Folgende Einstellungsmöglichkeiten bietet das Untermenü Update IMAP Settings u.a.:
Optionsname | Beschreibung |
IMAP Server | Wenn der IMAP-Server auf einem anderen Rechner läuft, muss man den Hostnamen dieses Rechners eintragen. |
IMAP Port | Die Portnummer sollte eigentlich immer 143 bleiben, außer man verwendet einen imapproxy oder Verschlüsselung. |
Authentication type | Wenn der IMAP-Server bzw. -Proxy nicht auf dem localhost läuft, sollte man auf jeden Fall ein sicheres Authentifizierungsprotokoll wie CRAM-MD5 oder DIGEST-MD5 verwenden. Ob der IMAP-Server dieses überhaupt unterstützt, kann man bei dieser Gelegenheit auch gleich testen lassen, indem man die entsprechende Nachfrage mit einem Y quittiert.
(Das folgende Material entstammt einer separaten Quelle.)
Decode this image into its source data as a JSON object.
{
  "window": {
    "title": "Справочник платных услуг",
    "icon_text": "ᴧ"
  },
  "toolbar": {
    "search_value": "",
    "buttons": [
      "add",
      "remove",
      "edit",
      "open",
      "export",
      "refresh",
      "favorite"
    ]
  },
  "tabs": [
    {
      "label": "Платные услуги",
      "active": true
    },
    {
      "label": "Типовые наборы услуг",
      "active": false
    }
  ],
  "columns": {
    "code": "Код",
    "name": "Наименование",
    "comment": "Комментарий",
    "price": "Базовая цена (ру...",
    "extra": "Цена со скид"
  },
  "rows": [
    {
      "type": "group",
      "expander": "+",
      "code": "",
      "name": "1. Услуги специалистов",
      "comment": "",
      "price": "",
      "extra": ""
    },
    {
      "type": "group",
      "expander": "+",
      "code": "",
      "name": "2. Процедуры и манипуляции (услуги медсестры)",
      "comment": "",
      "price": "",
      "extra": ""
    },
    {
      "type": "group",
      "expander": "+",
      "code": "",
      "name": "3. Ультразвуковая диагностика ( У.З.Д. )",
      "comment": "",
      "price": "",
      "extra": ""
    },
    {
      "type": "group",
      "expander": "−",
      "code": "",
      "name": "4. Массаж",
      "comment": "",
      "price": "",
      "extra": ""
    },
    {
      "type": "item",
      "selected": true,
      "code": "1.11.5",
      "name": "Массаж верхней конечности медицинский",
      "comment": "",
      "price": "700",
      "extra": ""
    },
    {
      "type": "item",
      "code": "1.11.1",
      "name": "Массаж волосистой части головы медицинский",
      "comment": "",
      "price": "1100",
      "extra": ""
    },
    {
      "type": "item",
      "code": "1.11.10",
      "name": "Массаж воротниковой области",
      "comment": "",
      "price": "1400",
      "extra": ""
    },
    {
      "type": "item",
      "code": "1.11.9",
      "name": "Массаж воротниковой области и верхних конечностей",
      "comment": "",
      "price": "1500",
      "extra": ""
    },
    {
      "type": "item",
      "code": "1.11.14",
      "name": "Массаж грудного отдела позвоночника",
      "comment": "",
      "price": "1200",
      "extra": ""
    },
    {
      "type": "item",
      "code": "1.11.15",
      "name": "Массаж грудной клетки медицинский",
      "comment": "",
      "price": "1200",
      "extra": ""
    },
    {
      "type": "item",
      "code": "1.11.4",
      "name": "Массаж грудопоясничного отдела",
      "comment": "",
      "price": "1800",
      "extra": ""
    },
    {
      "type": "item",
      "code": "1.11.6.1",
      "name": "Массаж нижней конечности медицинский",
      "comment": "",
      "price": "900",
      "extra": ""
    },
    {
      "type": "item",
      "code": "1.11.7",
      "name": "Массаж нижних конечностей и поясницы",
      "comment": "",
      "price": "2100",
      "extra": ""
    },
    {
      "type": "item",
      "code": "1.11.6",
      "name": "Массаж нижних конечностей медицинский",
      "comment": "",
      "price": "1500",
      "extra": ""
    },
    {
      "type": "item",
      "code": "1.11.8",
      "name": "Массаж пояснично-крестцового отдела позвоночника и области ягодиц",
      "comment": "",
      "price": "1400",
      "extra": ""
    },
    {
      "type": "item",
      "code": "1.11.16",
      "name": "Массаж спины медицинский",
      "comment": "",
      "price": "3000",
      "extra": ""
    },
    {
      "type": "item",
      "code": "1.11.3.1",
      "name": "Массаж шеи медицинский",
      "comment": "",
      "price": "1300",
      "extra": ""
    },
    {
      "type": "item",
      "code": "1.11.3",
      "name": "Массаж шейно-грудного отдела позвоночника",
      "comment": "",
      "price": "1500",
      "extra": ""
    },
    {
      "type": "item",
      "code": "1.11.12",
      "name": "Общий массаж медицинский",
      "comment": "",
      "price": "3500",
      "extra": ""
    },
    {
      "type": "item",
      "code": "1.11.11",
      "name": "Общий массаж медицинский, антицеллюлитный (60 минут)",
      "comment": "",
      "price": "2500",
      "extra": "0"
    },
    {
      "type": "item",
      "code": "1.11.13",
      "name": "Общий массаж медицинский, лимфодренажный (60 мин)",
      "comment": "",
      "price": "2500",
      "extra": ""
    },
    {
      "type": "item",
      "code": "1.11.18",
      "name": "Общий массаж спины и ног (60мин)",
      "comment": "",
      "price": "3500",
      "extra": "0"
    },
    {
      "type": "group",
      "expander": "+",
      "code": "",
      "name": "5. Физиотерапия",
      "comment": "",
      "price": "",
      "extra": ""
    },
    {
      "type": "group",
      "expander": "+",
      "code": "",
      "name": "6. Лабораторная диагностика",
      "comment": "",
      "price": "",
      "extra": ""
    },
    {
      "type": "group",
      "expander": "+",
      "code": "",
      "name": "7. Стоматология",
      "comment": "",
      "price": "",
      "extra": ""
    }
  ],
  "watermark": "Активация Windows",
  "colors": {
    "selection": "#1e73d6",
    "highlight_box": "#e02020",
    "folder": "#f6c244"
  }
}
Den Standardwert login sollte man nur verwenden, wenn der IMAP-Server auf demselben Host (localhost) läuft, man sowieso Verschlüsselung verwendet, oder der Server keinen anderen Mechanismus unterstützt und man das Netzwerk als "sicher" einstuft. |
Secure IMAP (TLS) | Auch TLS-Verschlüsselung kann man an dieser Stelle anwählen.Die modernere TLS-Form über den IMAP-Befehl STARTLS kennt Squirrelmail nicht, weswegen die ältere Variante über einen separaten Port genutzt wird. Wenn der IMAP-Server diese Form unterstützt, lautet die Portnummer meistens 993 und muss auch so als IMAP Port eingetragen werden. |
Das Untermenü Update SMTP Settings birgt u.a. folgende Einstellungen:
Optionsname | Beschreibung |
SMTP Server | Auch für den SMTP-Server muss man natürlich den richtigen Hostnamen einstellen, sofern der SMTP-Server nicht auf demselben Host läuft. |
SMTP Port | Der Port sollte in den meisten Fällen 25 bleiben, aber manche SMTP-Server verlangen auch die Einlieferung über den Mail-Submission-Port 587. |
POP before SMTP | Dies ist eine veraltete Form der Authentifizierung. Bevor man Mail über SMTP verschicken darf, muss man sich erstmal per POP3 einloggen. Die wenigsten SMTP-Server verlangen das inzwischen noch und weil es die Benutzung von Squirrelmail ausbremst, sollte man es nur aktivieren wenn der Server darauf besteht. |
SMTP Authentication | Auch hier stehen wieder die sicheren Varianten CRAM-MD5 und DIGEST-MD5 zur Auswahl. Neben login gibt es aber auch noch die Möglichkeit none, die bedeutet, dass gar kein Passwort gesendet wird. Dies wird im Allgemeinen nur Rechnern im lokalen Netz oder Kunden, die direkt beim Internet Service Provider eingewählt sind, gewährt, sollte dann aber ebenfalls dem unsicheren login vorgezogen werden. |
Secure SMTP | Auch SMTP kann man per TLS verschlüsseln, sofern der Server das unterstützt. Der SecureSMTP-Port lautet 465 . |
Mit der Taste R kommt man wieder ins Hauptmenü zurück. Jetzt kann man eigentlich schon mit der Taste S die Einstellungen speichern und mit Q das Programm verlassen, und schon sollte Squirrelmail erwartungsgemäß funktionieren.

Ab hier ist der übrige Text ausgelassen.